El adolescente acusado de ser el presunto responsable del ataque con arma de fuego contra Miguel Uribe compareció recientemente ante las autoridades judiciales y se declaró inocente de los cargos en su contra. El caso ha captado la atención mediática debido a la gravedad del hecho y a la identidad de la víctima, un joven que se debate entre la vida y la muerte tras recibir impactos de bala.
De acuerdo con las autoridades, el menor de edad enfrenta cargos por intento de homicidio, posesión ilegal de arma de fuego y uso indebido de arma en un entorno urbano. Aunque la legislación establece que no podrá ser enviado a una prisión común debido a su edad, si es hallado culpable, podría enfrentar una condena de hasta ocho años en un centro de detención juvenil.

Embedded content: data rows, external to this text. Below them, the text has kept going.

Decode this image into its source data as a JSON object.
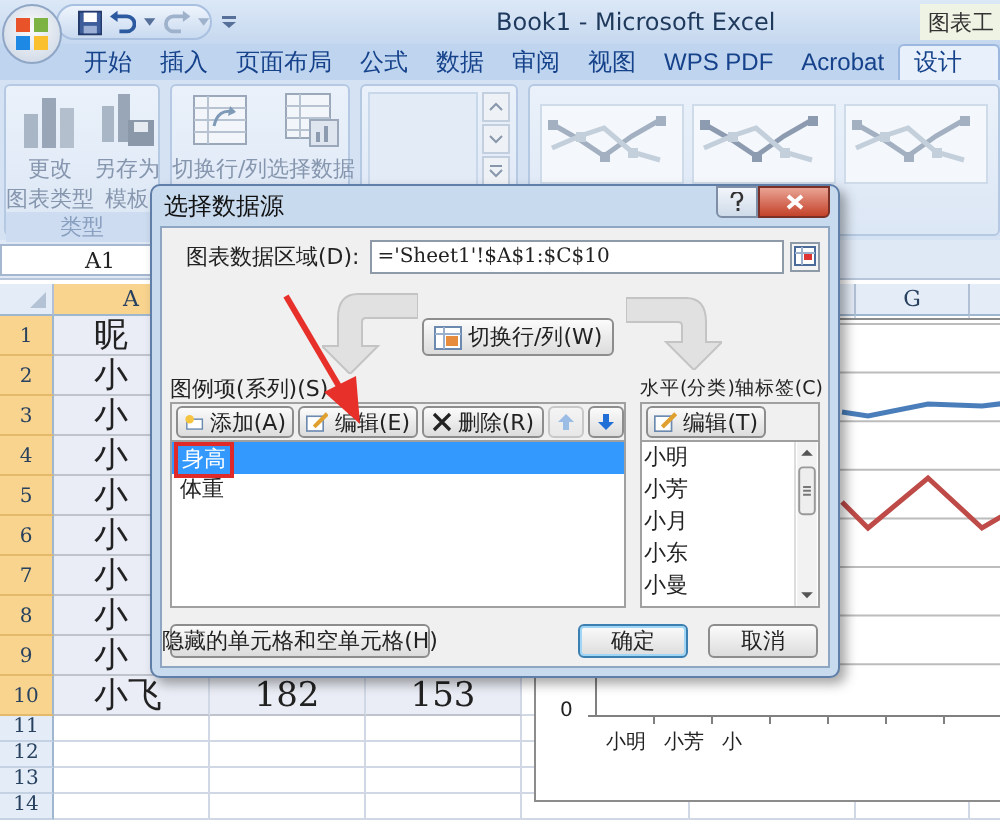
{
  "window": {
    "title": "Book1 - Microsoft Excel",
    "context_tab": "图表工"
  },
  "ribbon_tabs": [
    {
      "label": "开始",
      "selected": false
    },
    {
      "label": "插入",
      "selected": false
    },
    {
      "label": "页面布局",
      "selected": false
    },
    {
      "label": "公式",
      "selected": false
    },
    {
      "label": "数据",
      "selected": false
    },
    {
      "label": "审阅",
      "selected": false
    },
    {
      "label": "视图",
      "selected": false
    },
    {
      "label": "WPS PDF",
      "selected": false
    },
    {
      "label": "Acrobat",
      "selected": false
    },
    {
      "label": "设计",
      "selected": true
    }
  ],
  "ribbon_groups": [
    {
      "label": "类型",
      "buttons": [
        {
          "lines": [
            "更改",
            "图表类型"
          ],
          "kind": "chart-type"
        },
        {
          "lines": [
            "另存为",
            "模板"
          ],
          "kind": "template"
        }
      ]
    },
    {
      "buttons": [
        {
          "lines": [
            "切换行/列"
          ],
          "kind": "switch"
        },
        {
          "lines": [
            "选择数据"
          ],
          "kind": "select-data"
        }
      ]
    }
  ],
  "sheet": {
    "name_box": "A1",
    "columns": [
      {
        "label": "A",
        "selected": true
      },
      {
        "label": "G",
        "selected": false
      }
    ],
    "rows": [
      {
        "header": "1",
        "selected": true,
        "cells": [
          "昵"
        ]
      },
      {
        "header": "2",
        "selected": true,
        "cells": [
          "小"
        ]
      },
      {
        "header": "3",
        "selected": true,
        "cells": [
          "小"
        ]
      },
      {
        "header": "4",
        "selected": true,
        "cells": [
          "小"
        ]
      },
      {
        "header": "5",
        "selected": true,
        "cells": [
          "小"
        ]
      },
      {
        "header": "6",
        "selected": true,
        "cells": [
          "小"
        ]
      },
      {
        "header": "7",
        "selected": true,
        "cells": [
          "小"
        ]
      },
      {
        "header": "8",
        "selected": true,
        "cells": [
          "小"
        ]
      },
      {
        "header": "9",
        "selected": true,
        "cells": [
          "小"
        ]
      },
      {
        "header": "10",
        "selected": true,
        "cells": [
          "小飞",
          "182",
          "153"
        ]
      },
      {
        "header": "11",
        "selected": false
      },
      {
        "header": "12",
        "selected": false
      },
      {
        "header": "13",
        "selected": false
      },
      {
        "header": "14",
        "selected": false
      }
    ]
  },
  "chart": {
    "y_tick": "0",
    "x_labels": [
      "小明",
      "小芳",
      "小"
    ]
  },
  "dialog": {
    "title": "选择数据源",
    "range_label": "图表数据区域(D):",
    "range_value": "='Sheet1'!$A$1:$C$10",
    "switch_button": "切换行/列(W)",
    "series_label": "图例项(系列)(S)",
    "series_toolbar": [
      {
        "kind": "add",
        "label": "添加(A)",
        "disabled": false
      },
      {
        "kind": "edit",
        "label": "编辑(E)",
        "disabled": false
      },
      {
        "kind": "delete",
        "label": "删除(R)",
        "disabled": false
      },
      {
        "kind": "up",
        "disabled": true
      },
      {
        "kind": "down",
        "disabled": false
      }
    ],
    "series": [
      {
        "name": "身高",
        "selected": true,
        "highlighted": true
      },
      {
        "name": "体重",
        "selected": false,
        "highlighted": false
      }
    ],
    "axis_label": "水平(分类)轴标签(C)",
    "axis_edit_button": "编辑(T)",
    "categories": [
      "小明",
      "小芳",
      "小月",
      "小东",
      "小曼"
    ],
    "hidden_cells_button": "隐藏的单元格和空单元格(H)",
    "ok_button": "确定",
    "cancel_button": "取消"
  }
}
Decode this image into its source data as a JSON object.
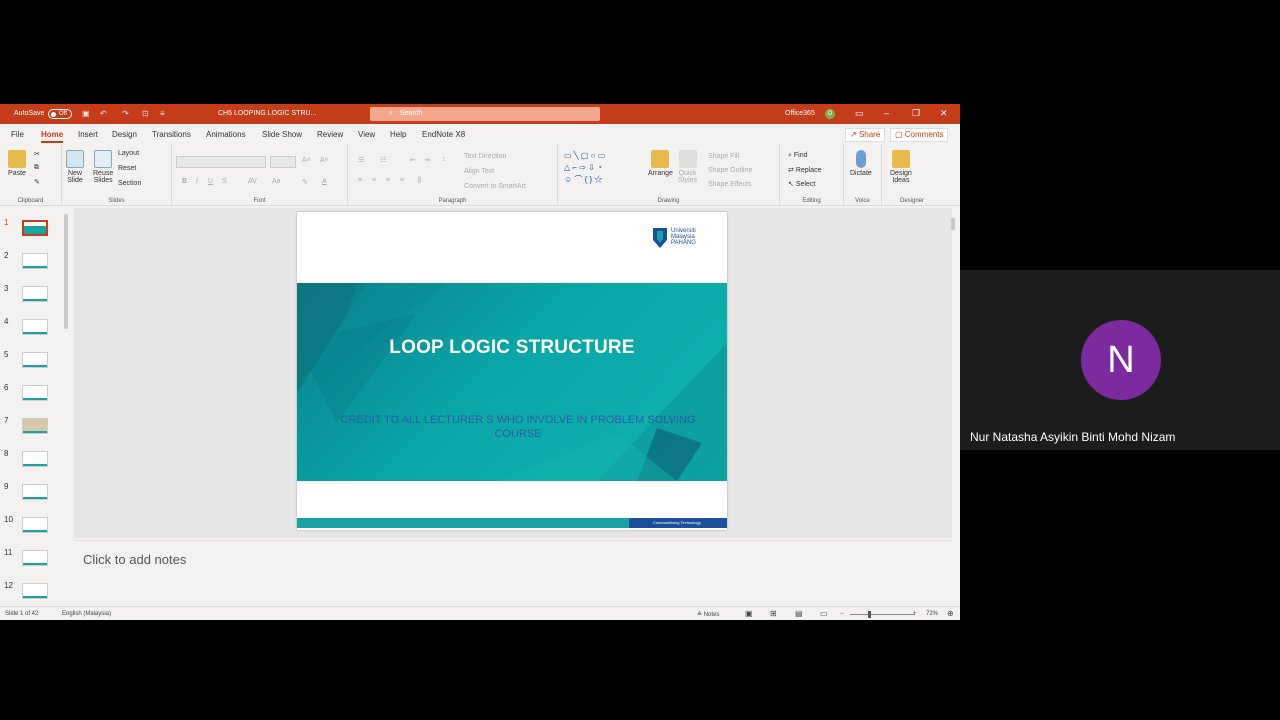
{
  "titlebar": {
    "autosave": "AutoSave",
    "autosave_state": "Off",
    "doc_title": "CH5 LOOPING LOGIC STRU...",
    "search_placeholder": "Search",
    "account": "Office365",
    "account_initial": "O"
  },
  "tabs": [
    "File",
    "Home",
    "Insert",
    "Design",
    "Transitions",
    "Animations",
    "Slide Show",
    "Review",
    "View",
    "Help",
    "EndNote X8"
  ],
  "actions": {
    "share": "Share",
    "comments": "Comments"
  },
  "ribbon": {
    "clipboard": {
      "label": "Clipboard",
      "paste": "Paste"
    },
    "slides": {
      "label": "Slides",
      "new_slide_1": "New",
      "new_slide_2": "Slide",
      "reuse_1": "Reuse",
      "reuse_2": "Slides",
      "layout": "Layout",
      "reset": "Reset",
      "section": "Section"
    },
    "font": {
      "label": "Font"
    },
    "paragraph": {
      "label": "Paragraph",
      "text_direction": "Text Direction",
      "align_text": "Align Text",
      "smartart": "Convert to SmartArt"
    },
    "drawing": {
      "label": "Drawing",
      "arrange": "Arrange",
      "quick_1": "Quick",
      "quick_2": "Styles",
      "fill": "Shape Fill",
      "outline": "Shape Outline",
      "effects": "Shape Effects"
    },
    "editing": {
      "label": "Editing",
      "find": "Find",
      "replace": "Replace",
      "select": "Select"
    },
    "voice": {
      "label": "Voice",
      "dictate": "Dictate"
    },
    "designer": {
      "label": "Designer",
      "ideas_1": "Design",
      "ideas_2": "Ideas"
    }
  },
  "thumbnails": [
    "1",
    "2",
    "3",
    "4",
    "5",
    "6",
    "7",
    "8",
    "9",
    "10",
    "11",
    "12"
  ],
  "slide": {
    "title": "LOOP LOGIC STRUCTURE",
    "credit_line1": "CREDIT TO ALL LECTURER S WHO INVOLVE IN PROBLEM SOLVING",
    "credit_line2": "COURSE",
    "logo_line1": "Universiti",
    "logo_line2": "Malaysia",
    "logo_line3": "PAHANG",
    "footer": "Communitising Technology"
  },
  "notes_placeholder": "Click to add notes",
  "status": {
    "slide_count": "Slide 1 of 42",
    "language": "English (Malaysia)",
    "notes": "Notes",
    "zoom": "72%"
  },
  "participant": {
    "initial": "N",
    "name": "Nur Natasha Asyikin Binti Mohd Nizam"
  },
  "colors": {
    "accent": "#c43e1c",
    "teal": "#1aa3a3",
    "navy": "#1b4f9c",
    "avatar": "#7b2b9e"
  }
}
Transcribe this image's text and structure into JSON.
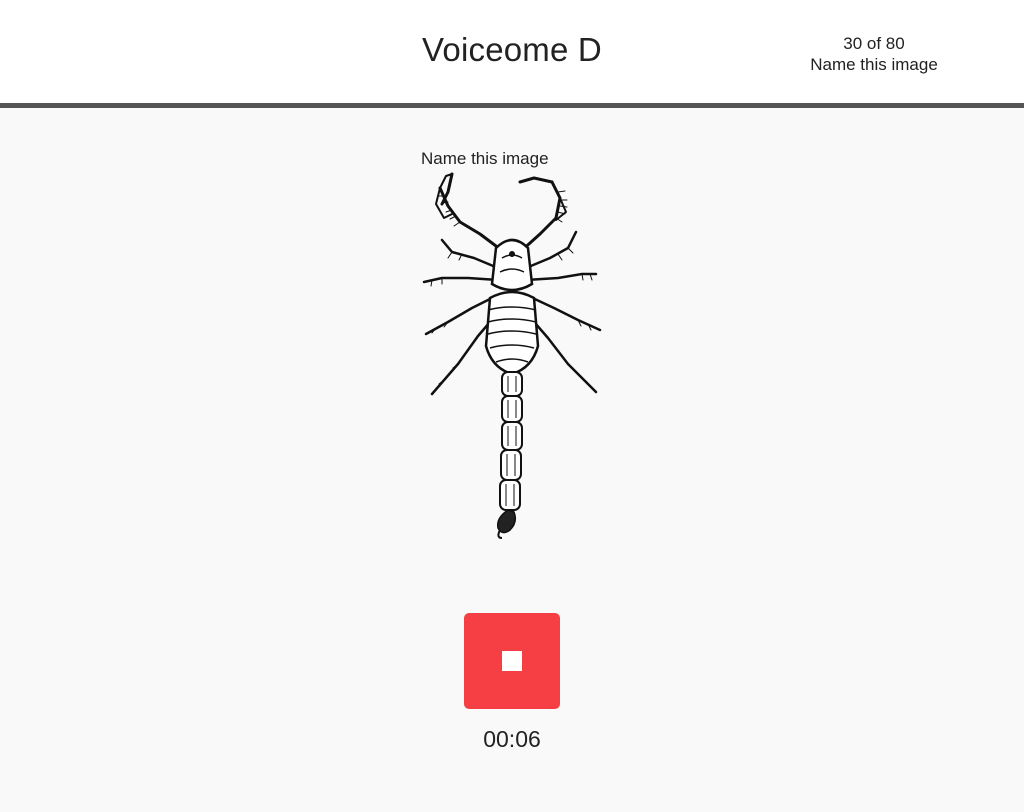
{
  "header": {
    "title": "Voiceome D",
    "progress": {
      "counter": "30 of 80",
      "task_name": "Name this image"
    }
  },
  "main": {
    "prompt": "Name this image",
    "stimulus_icon": "scorpion-illustration",
    "record_control": {
      "icon": "stop-icon",
      "color": "#f63f44"
    },
    "timer": "00:06"
  },
  "colors": {
    "header_background": "#ffffff",
    "header_border": "#555555",
    "page_background": "#f9f9f9",
    "stop_button": "#f63f44"
  }
}
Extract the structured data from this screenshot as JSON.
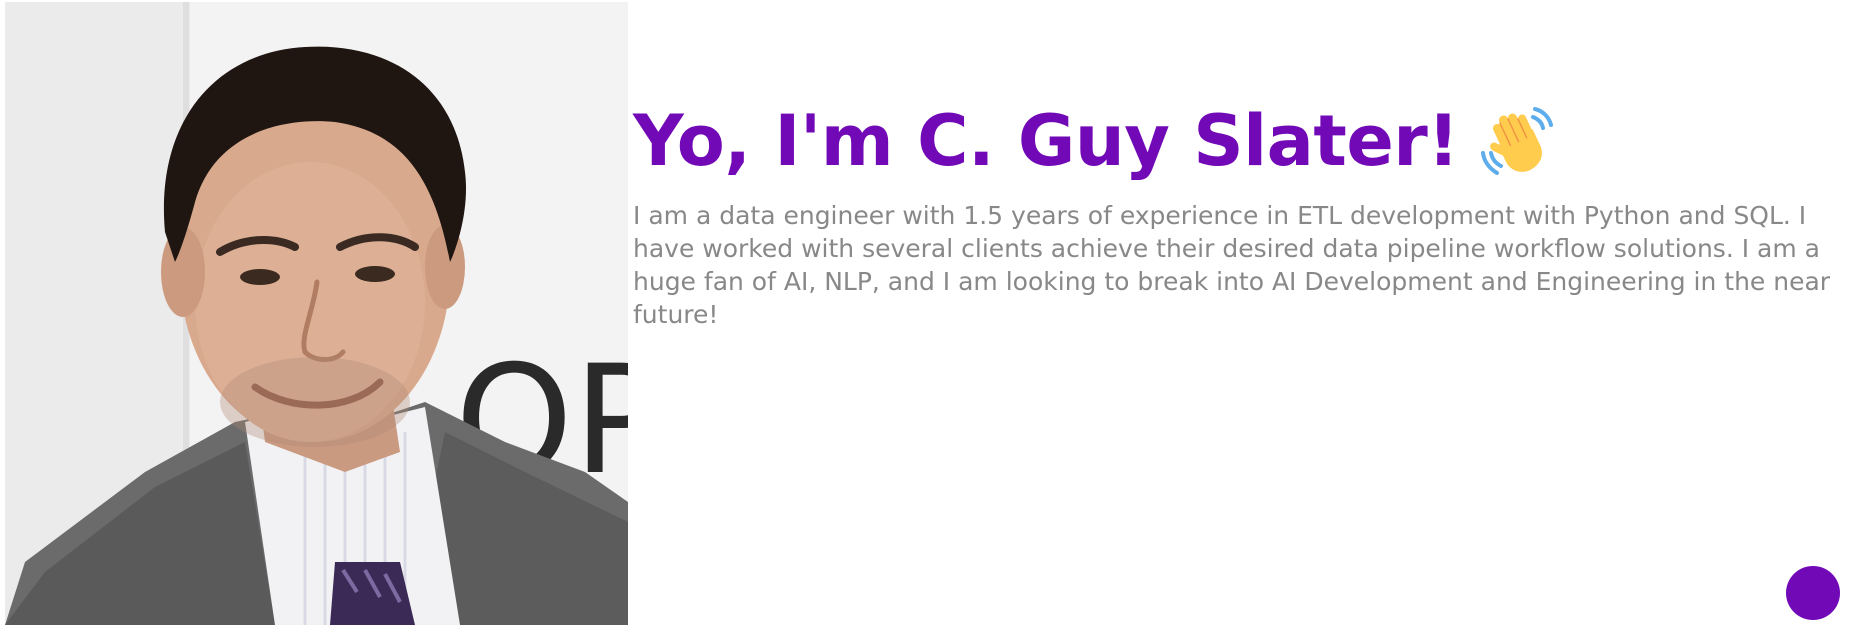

La audiencia preliminar tuvo lugar bajo estrictas medidas de seguridad, dada la sensibilidad del caso. Durante la declaración, el joven negó todas las acusaciones y su defensa argumentó falta de pruebas contundentes que lo vinculen directamente con el tiroteo.
La fiscalía, por su parte, sostiene que existen testimonios y evidencia circunstancial que apuntan a su participación directa en el ataque. Sin embargo, aún se espera la presentación de peritajes balísticos y análisis de cámaras de seguridad para fortalecer la imputación.
El caso ha generado preocupación en la comunidad, especialmente por el aumento de incidentes violentos protagonizados por menores de edad. Organizaciones sociales y expertos en justicia juvenil han pedido mayor atención a las causas estructurales que empujan a los adolescentes hacia la violencia armada.
Miguel Uribe continúa hospitalizado, y su estado de salud es delicado. Los médicos informaron que ha sido intervenido quirúrgicamente y permanece bajo monitoreo constante en cuidados intensivos.
El proceso legal seguirá su curso en las próximas semanas, y se espera que las pruebas clave se presenten en una próxima audiencia. El juez encargado del caso decidirá si se mantiene la detención preventiva del acusado mientras avanza el juicio.